We deem our most important success to be the redevelopment of the downtown riverfront.

Some other accomplishments you may not be aware of are:

— Brought Aluminastic Corporation to the South Ironton Industrial Park. They have several employees and are hopeful of expanding.

— Established Bellemont Subdivision— Approximately $1 million in state cleanup funding and Ironton’s first subdivision in 40 years. Money from the sale of lots is being used to fund various Ironton development projects.

— Obtained USEPA petroleum grant of $200,000 to fund an environmental assessment of many of the city’s former industrial sites.

— Purchased the former Armory building for redevelopment.

— Obtained capital line item funding in the state budget for $150,000 to purchase the Riverfront at Etna Street. Obtained and managed a $278,000.00 Clean Ohio grant for a Phase II environmental assessment of that property. Obtained and managed a $1.5 million dollar Clean Ohio grant to clean up/prepare the property for commercial development.
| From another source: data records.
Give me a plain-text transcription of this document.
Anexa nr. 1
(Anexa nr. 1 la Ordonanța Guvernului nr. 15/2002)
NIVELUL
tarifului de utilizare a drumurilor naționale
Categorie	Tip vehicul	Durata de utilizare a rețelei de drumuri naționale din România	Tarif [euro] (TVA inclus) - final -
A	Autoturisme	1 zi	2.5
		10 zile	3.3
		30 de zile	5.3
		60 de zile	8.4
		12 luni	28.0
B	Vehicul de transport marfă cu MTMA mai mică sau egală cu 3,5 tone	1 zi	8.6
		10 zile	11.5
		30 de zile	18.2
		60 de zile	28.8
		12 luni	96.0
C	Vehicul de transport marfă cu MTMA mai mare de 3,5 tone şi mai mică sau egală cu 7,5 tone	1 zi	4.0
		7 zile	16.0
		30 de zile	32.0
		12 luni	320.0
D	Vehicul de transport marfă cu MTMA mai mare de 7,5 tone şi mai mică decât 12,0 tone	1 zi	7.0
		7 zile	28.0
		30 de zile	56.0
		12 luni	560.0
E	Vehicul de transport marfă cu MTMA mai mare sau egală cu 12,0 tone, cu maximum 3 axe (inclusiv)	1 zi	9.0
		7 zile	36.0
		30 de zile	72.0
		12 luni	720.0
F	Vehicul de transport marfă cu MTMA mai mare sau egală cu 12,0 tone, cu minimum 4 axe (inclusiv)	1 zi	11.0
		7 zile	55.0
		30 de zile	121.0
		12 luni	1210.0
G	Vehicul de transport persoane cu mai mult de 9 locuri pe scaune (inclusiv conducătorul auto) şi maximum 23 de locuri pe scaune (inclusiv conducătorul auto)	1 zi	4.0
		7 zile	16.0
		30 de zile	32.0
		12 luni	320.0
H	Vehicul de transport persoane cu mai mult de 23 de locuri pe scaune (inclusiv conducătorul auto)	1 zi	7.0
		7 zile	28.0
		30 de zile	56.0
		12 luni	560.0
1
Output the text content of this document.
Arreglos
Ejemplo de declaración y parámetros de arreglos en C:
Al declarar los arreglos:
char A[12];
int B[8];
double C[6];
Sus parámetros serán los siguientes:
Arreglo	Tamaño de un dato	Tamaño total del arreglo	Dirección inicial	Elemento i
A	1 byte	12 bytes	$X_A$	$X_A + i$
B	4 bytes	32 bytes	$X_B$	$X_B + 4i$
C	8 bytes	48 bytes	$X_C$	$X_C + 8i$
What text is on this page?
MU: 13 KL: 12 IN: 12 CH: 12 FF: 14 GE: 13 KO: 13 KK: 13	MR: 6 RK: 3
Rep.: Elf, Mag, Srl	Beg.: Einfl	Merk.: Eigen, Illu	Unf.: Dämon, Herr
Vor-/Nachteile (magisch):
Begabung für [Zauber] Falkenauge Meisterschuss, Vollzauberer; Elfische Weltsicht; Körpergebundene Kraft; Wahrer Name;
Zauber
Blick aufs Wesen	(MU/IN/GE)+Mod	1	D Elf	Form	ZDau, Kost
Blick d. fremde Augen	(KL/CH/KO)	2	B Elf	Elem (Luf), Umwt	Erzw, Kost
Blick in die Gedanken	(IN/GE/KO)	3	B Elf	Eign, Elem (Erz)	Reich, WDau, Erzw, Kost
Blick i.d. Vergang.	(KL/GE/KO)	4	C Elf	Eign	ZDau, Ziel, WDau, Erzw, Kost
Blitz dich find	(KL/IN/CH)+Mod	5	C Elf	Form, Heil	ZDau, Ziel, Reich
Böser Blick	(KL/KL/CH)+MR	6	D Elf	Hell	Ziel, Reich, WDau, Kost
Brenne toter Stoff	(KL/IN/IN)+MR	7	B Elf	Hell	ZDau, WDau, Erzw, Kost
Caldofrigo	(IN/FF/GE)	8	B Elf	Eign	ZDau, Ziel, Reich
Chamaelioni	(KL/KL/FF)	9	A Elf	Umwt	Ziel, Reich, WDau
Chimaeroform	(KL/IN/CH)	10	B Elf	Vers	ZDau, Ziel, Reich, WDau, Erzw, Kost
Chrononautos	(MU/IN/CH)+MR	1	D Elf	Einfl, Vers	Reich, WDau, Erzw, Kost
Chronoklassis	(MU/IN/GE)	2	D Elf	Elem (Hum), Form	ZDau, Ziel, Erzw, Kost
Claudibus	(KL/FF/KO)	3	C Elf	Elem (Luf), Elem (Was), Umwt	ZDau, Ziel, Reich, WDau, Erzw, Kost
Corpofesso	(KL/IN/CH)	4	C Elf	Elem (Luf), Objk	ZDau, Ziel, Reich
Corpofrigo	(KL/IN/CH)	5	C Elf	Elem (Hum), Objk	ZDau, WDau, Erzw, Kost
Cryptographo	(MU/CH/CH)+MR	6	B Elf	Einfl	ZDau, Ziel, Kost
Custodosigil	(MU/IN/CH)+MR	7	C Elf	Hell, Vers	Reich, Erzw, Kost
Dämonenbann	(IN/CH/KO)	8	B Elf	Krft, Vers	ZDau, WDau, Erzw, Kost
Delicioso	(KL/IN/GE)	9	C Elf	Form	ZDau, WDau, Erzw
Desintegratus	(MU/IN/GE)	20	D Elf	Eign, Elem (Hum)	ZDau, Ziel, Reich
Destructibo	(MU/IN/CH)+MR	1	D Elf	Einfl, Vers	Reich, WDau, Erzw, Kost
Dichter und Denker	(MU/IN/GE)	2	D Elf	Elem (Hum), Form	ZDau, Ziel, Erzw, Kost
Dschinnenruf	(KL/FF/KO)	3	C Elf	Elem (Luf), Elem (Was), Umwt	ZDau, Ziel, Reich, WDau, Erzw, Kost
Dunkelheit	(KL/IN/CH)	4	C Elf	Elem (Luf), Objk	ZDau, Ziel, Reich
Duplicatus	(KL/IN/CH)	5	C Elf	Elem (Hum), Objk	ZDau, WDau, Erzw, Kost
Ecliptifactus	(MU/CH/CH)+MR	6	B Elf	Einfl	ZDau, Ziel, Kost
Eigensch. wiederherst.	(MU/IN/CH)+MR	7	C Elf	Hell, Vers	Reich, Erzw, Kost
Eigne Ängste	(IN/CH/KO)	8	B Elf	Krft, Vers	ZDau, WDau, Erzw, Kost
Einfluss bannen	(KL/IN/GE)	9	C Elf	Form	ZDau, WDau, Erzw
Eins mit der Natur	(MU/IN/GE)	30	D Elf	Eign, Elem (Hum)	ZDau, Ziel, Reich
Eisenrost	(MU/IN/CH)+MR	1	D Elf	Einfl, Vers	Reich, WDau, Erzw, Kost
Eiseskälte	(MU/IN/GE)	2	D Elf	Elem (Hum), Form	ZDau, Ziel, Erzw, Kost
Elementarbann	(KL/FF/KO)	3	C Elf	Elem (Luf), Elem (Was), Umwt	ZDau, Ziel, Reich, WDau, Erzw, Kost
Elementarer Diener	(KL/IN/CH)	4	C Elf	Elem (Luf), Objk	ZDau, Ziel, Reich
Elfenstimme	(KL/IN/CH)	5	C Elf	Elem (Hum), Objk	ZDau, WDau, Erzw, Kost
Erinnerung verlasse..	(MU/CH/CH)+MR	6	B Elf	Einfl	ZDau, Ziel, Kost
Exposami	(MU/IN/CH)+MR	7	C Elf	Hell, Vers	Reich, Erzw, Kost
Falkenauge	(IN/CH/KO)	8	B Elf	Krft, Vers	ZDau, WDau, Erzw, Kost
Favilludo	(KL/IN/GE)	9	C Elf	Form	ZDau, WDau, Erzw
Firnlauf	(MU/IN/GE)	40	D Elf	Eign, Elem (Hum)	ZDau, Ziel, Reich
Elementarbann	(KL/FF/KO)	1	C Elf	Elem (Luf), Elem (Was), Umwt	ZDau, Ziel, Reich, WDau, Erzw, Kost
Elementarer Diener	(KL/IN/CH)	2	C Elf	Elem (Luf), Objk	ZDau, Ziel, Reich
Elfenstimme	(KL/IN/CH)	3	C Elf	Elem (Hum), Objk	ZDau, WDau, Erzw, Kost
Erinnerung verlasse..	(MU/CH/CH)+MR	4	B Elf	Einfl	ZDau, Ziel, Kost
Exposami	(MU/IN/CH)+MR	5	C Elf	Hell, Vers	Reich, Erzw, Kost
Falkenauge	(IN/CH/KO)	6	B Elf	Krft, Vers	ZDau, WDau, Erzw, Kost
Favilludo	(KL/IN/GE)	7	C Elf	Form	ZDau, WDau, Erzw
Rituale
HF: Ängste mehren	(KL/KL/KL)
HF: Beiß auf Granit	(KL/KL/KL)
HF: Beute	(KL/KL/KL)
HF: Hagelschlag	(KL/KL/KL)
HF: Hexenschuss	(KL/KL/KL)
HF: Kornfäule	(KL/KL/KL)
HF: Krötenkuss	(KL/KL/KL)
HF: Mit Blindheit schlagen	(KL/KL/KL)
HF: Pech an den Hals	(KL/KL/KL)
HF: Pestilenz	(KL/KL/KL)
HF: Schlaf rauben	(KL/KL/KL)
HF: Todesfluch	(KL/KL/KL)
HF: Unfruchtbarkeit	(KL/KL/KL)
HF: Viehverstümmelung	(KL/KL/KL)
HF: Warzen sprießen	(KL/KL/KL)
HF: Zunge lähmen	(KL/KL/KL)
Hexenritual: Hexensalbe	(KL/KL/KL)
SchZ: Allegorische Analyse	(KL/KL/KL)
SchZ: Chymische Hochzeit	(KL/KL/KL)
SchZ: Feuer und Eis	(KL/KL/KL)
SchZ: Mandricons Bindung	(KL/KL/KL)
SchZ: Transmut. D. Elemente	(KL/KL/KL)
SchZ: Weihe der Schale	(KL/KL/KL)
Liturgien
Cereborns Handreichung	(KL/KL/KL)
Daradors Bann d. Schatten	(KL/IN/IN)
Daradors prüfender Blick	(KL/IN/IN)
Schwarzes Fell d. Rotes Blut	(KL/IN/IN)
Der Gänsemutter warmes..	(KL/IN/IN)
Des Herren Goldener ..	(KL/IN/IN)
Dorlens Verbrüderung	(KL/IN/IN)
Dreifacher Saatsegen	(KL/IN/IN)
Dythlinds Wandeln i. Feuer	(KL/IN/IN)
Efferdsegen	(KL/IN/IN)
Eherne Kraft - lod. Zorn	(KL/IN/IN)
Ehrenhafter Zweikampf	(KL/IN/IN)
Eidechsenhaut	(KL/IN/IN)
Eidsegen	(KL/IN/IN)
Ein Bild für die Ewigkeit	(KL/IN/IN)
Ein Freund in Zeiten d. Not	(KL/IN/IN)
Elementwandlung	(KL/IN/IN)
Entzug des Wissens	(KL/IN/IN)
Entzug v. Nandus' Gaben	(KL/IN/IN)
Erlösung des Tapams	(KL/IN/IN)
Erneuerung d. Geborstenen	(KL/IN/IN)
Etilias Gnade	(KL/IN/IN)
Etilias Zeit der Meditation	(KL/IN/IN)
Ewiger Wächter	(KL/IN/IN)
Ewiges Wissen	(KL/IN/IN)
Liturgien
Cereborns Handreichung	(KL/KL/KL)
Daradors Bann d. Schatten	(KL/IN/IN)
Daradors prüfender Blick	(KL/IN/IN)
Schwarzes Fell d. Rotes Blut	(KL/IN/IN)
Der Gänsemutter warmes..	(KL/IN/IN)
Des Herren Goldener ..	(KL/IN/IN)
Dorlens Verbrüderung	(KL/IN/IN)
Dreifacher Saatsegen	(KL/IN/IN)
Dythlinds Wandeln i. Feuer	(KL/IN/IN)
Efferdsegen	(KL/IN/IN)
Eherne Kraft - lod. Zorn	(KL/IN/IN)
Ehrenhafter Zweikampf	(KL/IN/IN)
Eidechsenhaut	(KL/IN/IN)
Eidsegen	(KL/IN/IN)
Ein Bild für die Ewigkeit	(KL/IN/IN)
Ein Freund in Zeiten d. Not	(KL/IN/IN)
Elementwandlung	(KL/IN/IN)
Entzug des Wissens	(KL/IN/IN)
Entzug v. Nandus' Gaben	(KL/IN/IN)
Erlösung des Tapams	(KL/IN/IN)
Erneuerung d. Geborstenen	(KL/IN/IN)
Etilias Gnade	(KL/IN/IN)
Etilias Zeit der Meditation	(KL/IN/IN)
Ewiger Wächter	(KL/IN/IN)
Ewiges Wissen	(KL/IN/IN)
— Obtained and sold the former Ironton Coke Administration Building on South Third Street.

— Playing a lead role in the redevelopment of the RONA

— Brought Swift Industries to the South Ironton Industrial Park. Recently sold additional land for that company to expand state— of— the art technical operations and hire more people at the site.

— Playing a major role in the joint effort to redevelop the Ninth and Vernon street area with a hotel, restaurants and shopping.

— Obtained a $283,000 Clean Ohio grant to environmentally assess the former Tiger Metals property. That process is ongoing.

— Developed a three part strategic plan for the redevelopment of the City of Ironton.

— Assisted in the marketing of several Ironton buildings.

— Assisted in bringing several restaurants to Ironton and played the lead role in relocating Cooke’s Farm Market and Guy›s Floor Coverings.

— Sponsor of the historical Ironton Pictorial Banners

— Played a major role in obtaining $400,000 in coal severance funding to repair the Ora Richey Road slip.

— Provided property to the Lawrence County Horseman’s Association for the conduct of numerous, frequent horse shows on vacant land at the South Ironton Industrial Park next year.

Present and past board members are myself, Bill Dickens, Joe Isaac, Tim Rist, Mike Gleichauf, Jay Zornes, Jodi Rowe Collins, Walt Holbrook, Mike Haas, Cecil Townsend, Philip Heald, and Rob Slagel.

We strongly believe this foundational work is imperative for building an improved long term future for our hometown.


Paul Woods is chairman of the Ironton Port Authority.